Several studies have confirmed that the foamability of pasteurized whole milk, measured by the volume of foam produced, reaches a minimum at 25 °C. This value is higher for raw milk - around 35 °C. The dip in foamability occurs due to fat globules consisting of both solid and liquid phases at this temperature. Solid fat crystals in a globule may penetrate the film which separates them from the surrounding air, causing spreading of the membrane material which is then adsorbed onto air bubbles. At temperatures above the minimum foamability temperature, the volume of foam steadily increases, which has been attributed to the trends of decreasing viscosity and surface tension with temperature.
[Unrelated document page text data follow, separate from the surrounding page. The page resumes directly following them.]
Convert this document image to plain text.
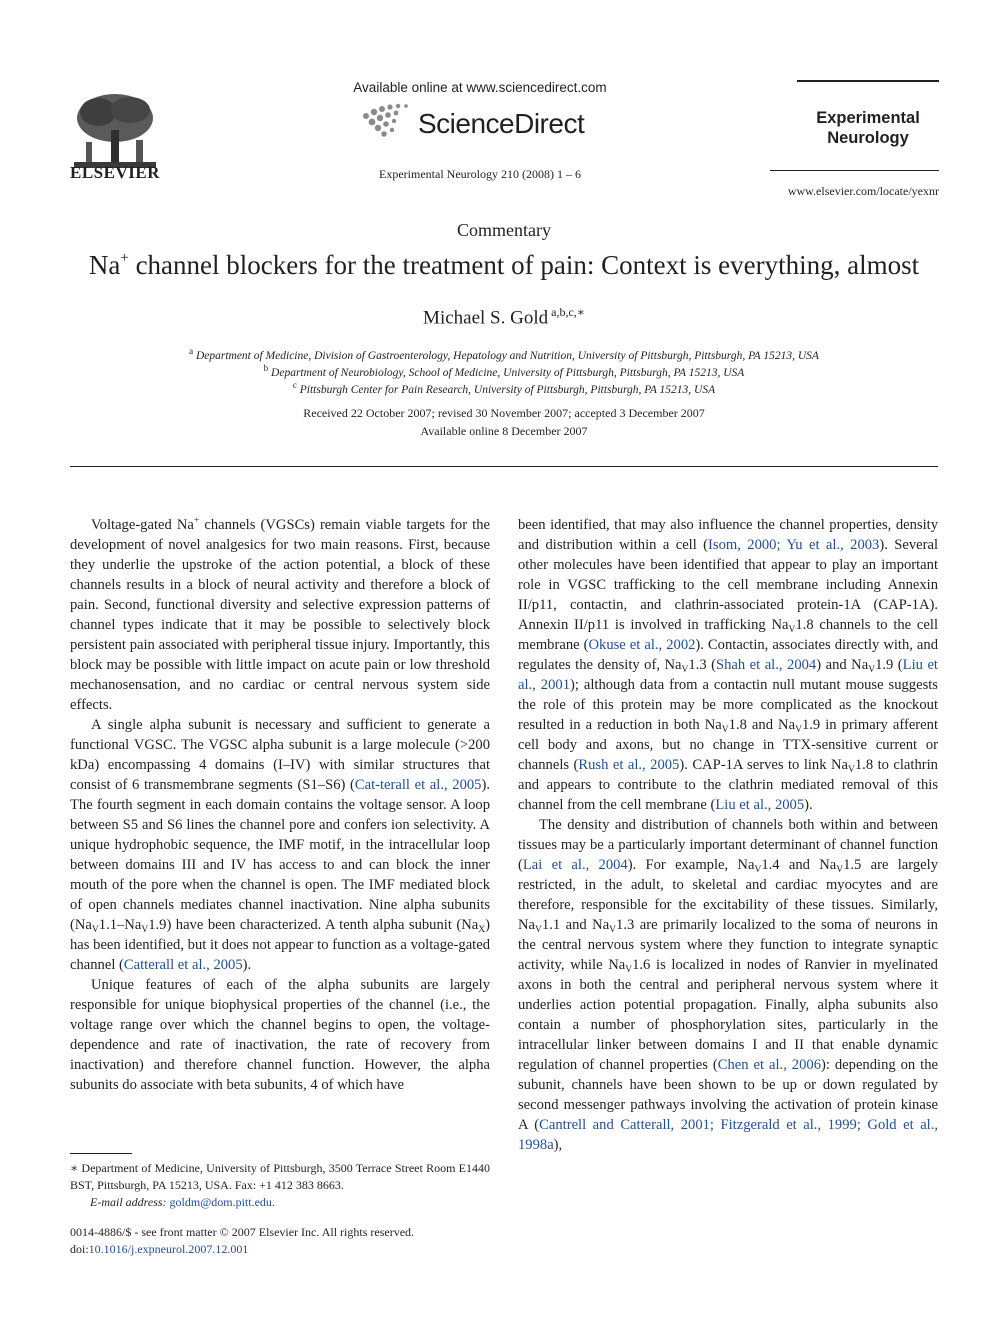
ELSEVIER
Available online at www.sciencedirect.com
ScienceDirect
Experimental Neurology 210 (2008) 1 – 6
Experimental
Neurology
www.elsevier.com/locate/yexnr
Commentary
Na+ channel blockers for the treatment of pain: Context is everything, almost
Michael S. Gold $^{a,b,c,∗}$
$^a$ Department of Medicine, Division of Gastroenterology, Hepatology and Nutrition, University of Pittsburgh, Pittsburgh, PA 15213, USA
$^b$ Department of Neurobiology, School of Medicine, University of Pittsburgh, Pittsburgh, PA 15213, USA
$^c$ Pittsburgh Center for Pain Research, University of Pittsburgh, Pittsburgh, PA 15213, USA
Received 22 October 2007; revised 30 November 2007; accepted 3 December 2007
Available online 8 December 2007

Voltage-gated Na+ channels (VGSCs) remain viable targets for the development of novel analgesics for two main reasons. First, because they underlie the upstroke of the action potential, a block of these channels results in a block of neural activity and therefore a block of pain. Second, functional diversity and selective expression patterns of channel types indicate that it may be possible to selectively block persistent pain associated with peripheral tissue injury. Importantly, this block may be possible with little impact on acute pain or low threshold mechanosensation, and no cardiac or central nervous system side effects.

A single alpha subunit is necessary and sufficient to generate a functional VGSC. The VGSC alpha subunit is a large molecule (>200 kDa) encompassing 4 domains (I–IV) with similar structures that consist of 6 transmembrane segments (S1–S6) (Cat-terall et al., 2005). The fourth segment in each domain contains the voltage sensor. A loop between S5 and S6 lines the channel pore and confers ion selectivity. A unique hydrophobic sequence, the IMF motif, in the intracellular loop between domains III and IV has access to and can block the inner mouth of the pore when the channel is open. The IMF mediated block of open channels mediates channel inactivation. Nine alpha subunits $(Na_V1.1-Na_V1.9)$ have been characterized. A tenth alpha subunit $(Na_X)$ has been identified, but it does not appear to function as a voltage-gated channel (Catterall et al., 2005).

Unique features of each of the alpha subunits are largely responsible for unique biophysical properties of the channel (i.e., the voltage range over which the channel begins to open, the voltage-dependence and rate of inactivation, the rate of recovery from inactivation) and therefore channel function. However, the alpha subunits do associate with beta subunits, 4 of which have

been identified, that may also influence the channel properties, density and distribution within a cell (Isom, 2000; Yu et al., 2003). Several other molecules have been identified that appear to play an important role in VGSC trafficking to the cell membrane including Annexin II/p11, contactin, and clathrin-associated protein-1A (CAP-1A). Annexin II/p11 is involved in trafficking $Na_V1.8$ channels to the cell membrane (Okuse et al., 2002). Contactin, associates directly with, and regulates the density of, $Na_V1.3$ (Shah et al., 2004) and $Na_V1.9$ (Liu et al., 2001); although data from a contactin null mutant mouse suggests the role of this protein may be more complicated as the knockout resulted in a reduction in both $Na_V1.8$ and $Na_V1.9$ in primary afferent cell body and axons, but no change in TTX-sensitive current or channels (Rush et al., 2005). CAP-1A serves to link $Na_V1.8$ to clathrin and appears to contribute to the clathrin mediated removal of this channel from the cell membrane (Liu et al., 2005).

The density and distribution of channels both within and between tissues may be a particularly important determinant of channel function (Lai et al., 2004). For example, $Na_V1.4$ and $Na_V1.5$ are largely restricted, in the adult, to skeletal and cardiac myocytes and are therefore, responsible for the excitability of these tissues. Similarly, $Na_V1.1$ and $Na_V1.3$ are primarily localized to the soma of neurons in the central nervous system where they function to integrate synaptic activity, while $Na_V1.6$ is localized in nodes of Ranvier in myelinated axons in both the central and peripheral nervous system where it underlies action potential propagation. Finally, alpha subunits also contain a number of phosphorylation sites, particularly in the intracellular linker between domains I and II that enable dynamic regulation of channel properties (Chen et al., 2006): depending on the subunit, channels have been shown to be up or down regulated by second messenger pathways involving the activation of protein kinase A (Cantrell and Catterall, 2001; Fitzgerald et al., 1999; Gold et al., 1998a),

∗ Department of Medicine, University of Pittsburgh, 3500 Terrace Street Room E1440 BST, Pittsburgh, PA 15213, USA. Fax: +1 412 383 8663.
E-mail address: goldm@dom.pitt.edu.
0014-4886/$ - see front matter © 2007 Elsevier Inc. All rights reserved.
doi:10.1016/j.expneurol.2007.12.001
If milk is heated above 82 °C, it becomes scalded and its texture is compromised. Microfoam cannot exist in overheated milk due to the missing tertiary structure in the protein. When milk is scalded, the suspended protein casein becomes denatured and cannot maintain the intermolecular bonds necessary for microfoam.
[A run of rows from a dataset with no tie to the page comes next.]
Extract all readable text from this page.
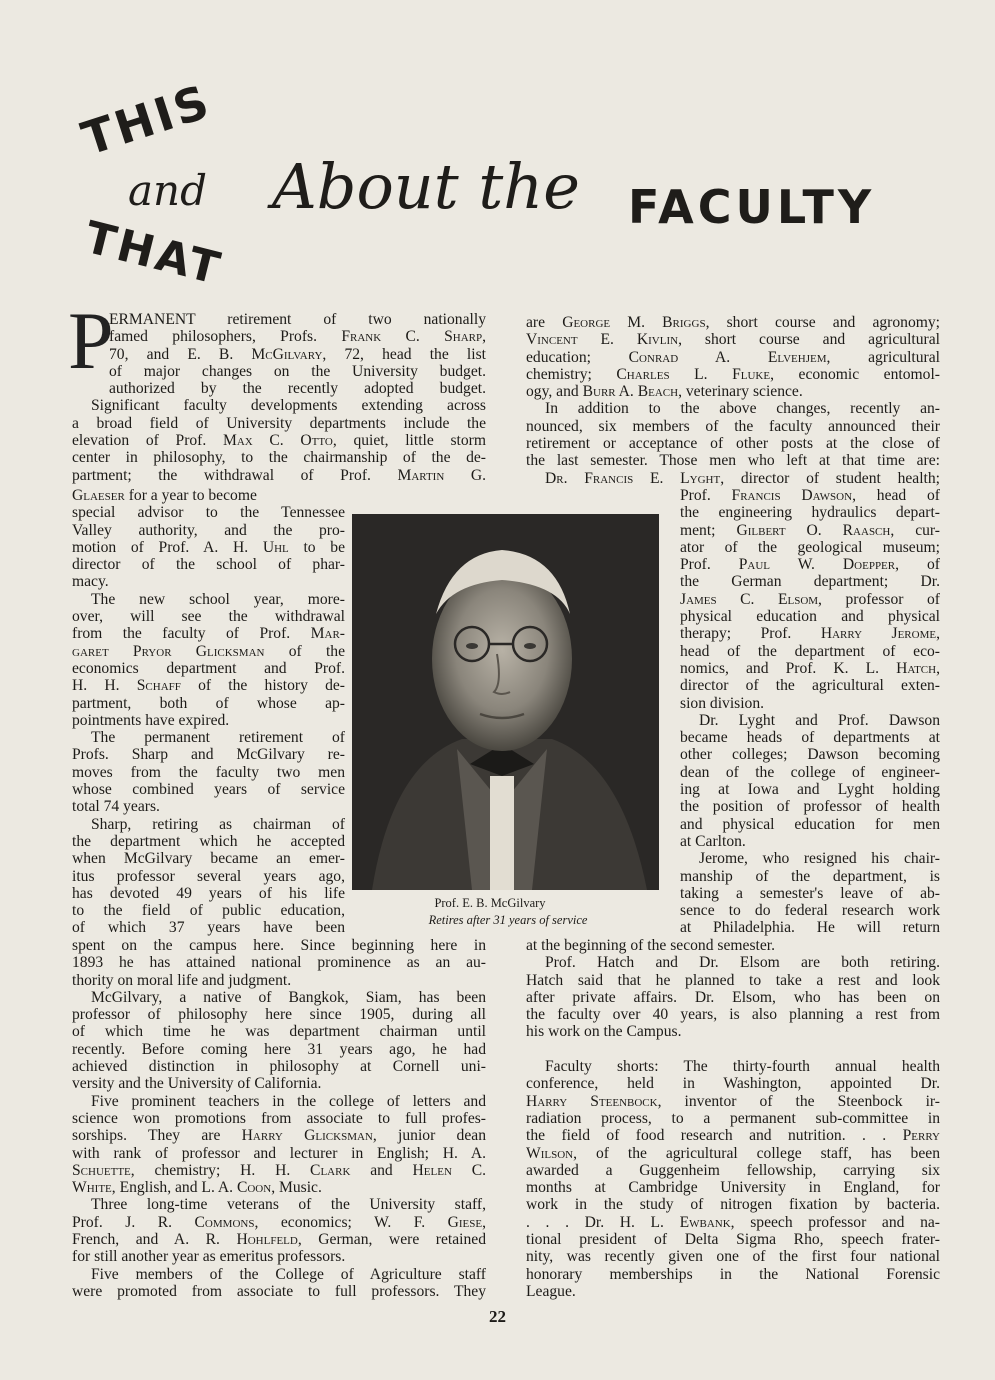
THIS
and
THAT
About the FACULTY
P
ERMANENT retirement of two nationally
famed philosophers, Profs. Frank C. Sharp,
70, and E. B. McGilvary, 72, head the list
of major changes on the University budget.
authorized by the recently adopted budget.
Significant faculty developments extending across
a broad field of University departments include the
elevation of Prof. Max C. Otto, quiet, little storm
center in philosophy, to the chairmanship of the de-
partment; the withdrawal of Prof. Martin G.
Glaeser for a year to become
special advisor to the Tennessee
Valley authority, and the pro-
motion of Prof. A. H. Uhl to be
director of the school of phar-
macy.
The new school year, more-
over, will see the withdrawal
from the faculty of Prof. Mar-
garet Pryor Glicksman of the
economics department and Prof.
H. H. Schaff of the history de-
partment, both of whose ap-
pointments have expired.
The permanent retirement of
Profs. Sharp and McGilvary re-
moves from the faculty two men
whose combined years of service
total 74 years.
Sharp, retiring as chairman of
the department which he accepted
when McGilvary became an emer-
itus professor several years ago,
has devoted 49 years of his life
to the field of public education,
of which 37 years have been
spent on the campus here. Since beginning here in
1893 he has attained national prominence as an au-
thority on moral life and judgment.
McGilvary, a native of Bangkok, Siam, has been
professor of philosophy here since 1905, during all
of which time he was department chairman until
recently. Before coming here 31 years ago, he had
achieved distinction in philosophy at Cornell uni-
versity and the University of California.
Five prominent teachers in the college of letters and
science won promotions from associate to full profes-
sorships. They are Harry Glicksman, junior dean
with rank of professor and lecturer in English; H. A.
Schuette, chemistry; H. H. Clark and Helen C.
White, English, and L. A. Coon, Music.
Three long-time veterans of the University staff,
Prof. J. R. Commons, economics; W. F. Giese,
French, and A. R. Hohlfeld, German, were retained
for still another year as emeritus professors.
Five members of the College of Agriculture staff
were promoted from associate to full professors. They
Prof. E. B. McGilvary
Retires after 31 years of service
are George M. Briggs, short course and agronomy;
Vincent E. Kivlin, short course and agricultural
education; Conrad A. Elvehjem, agricultural
chemistry; Charles L. Fluke, economic entomol-
ogy, and Burr A. Beach, veterinary science.
In addition to the above changes, recently an-
nounced, six members of the faculty announced their
retirement or acceptance of other posts at the close of
the last semester. Those men who left at that time are:
Dr. Francis E. Lyght, director of student health;
Prof. Francis Dawson, head of
the engineering hydraulics depart-
ment; Gilbert O. Raasch, cur-
ator of the geological museum;
Prof. Paul W. Doepper, of
the German department; Dr.
James C. Elsom, professor of
physical education and physical
therapy; Prof. Harry Jerome,
head of the department of eco-
nomics, and Prof. K. L. Hatch,
director of the agricultural exten-
sion division.
Dr. Lyght and Prof. Dawson
became heads of departments at
other colleges; Dawson becoming
dean of the college of engineer-
ing at Iowa and Lyght holding
the position of professor of health
and physical education for men
at Carlton.
Jerome, who resigned his chair-
manship of the department, is
taking a semester's leave of ab-
sence to do federal research work
at Philadelphia. He will return
at the beginning of the second semester.
Prof. Hatch and Dr. Elsom are both retiring.
Hatch said that he planned to take a rest and look
after private affairs. Dr. Elsom, who has been on
the faculty over 40 years, is also planning a rest from
his work on the Campus.

Faculty shorts: The thirty-fourth annual health
conference, held in Washington, appointed Dr.
Harry Steenbock, inventor of the Steenbock ir-
radiation process, to a permanent sub-committee in
the field of food research and nutrition. . . Perry
Wilson, of the agricultural college staff, has been
awarded a Guggenheim fellowship, carrying six
months at Cambridge University in England, for
work in the study of nitrogen fixation by bacteria.
. . . Dr. H. L. Ewbank, speech professor and na-
tional president of Delta Sigma Rho, speech frater-
nity, was recently given one of the first four national
honorary memberships in the National Forensic
League.
22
The stability of milk foam, measured by the half-life of its volume, is also greatly influenced by temperature. For pasteurized whole milk, stability increases with temperature up to about 40 °C, then rises steeply until 60 °C, where it starts steadily decreasing. Skim milk generally produces more stable foam, owing to its lower concentration of micellar casein. For regular pasteurized, homogenized whole milk, steamed at 70 °C, the half-life is roughly 150 minutes. However, microfoam tends to separate into layers more quickly than it reduces in volume, so baristas usually steam milk immediately before serving it. This is especially important when serving latte art which may degrade within minutes.

=== Sound ===

When using a steam wand, a slight but audible hissing sound occurs when the air enters the milk, mainly due to microscopic cavitation. A louder screaming sound may be heard if the steam orifice becomes blocked or the machine cannot pump enough air.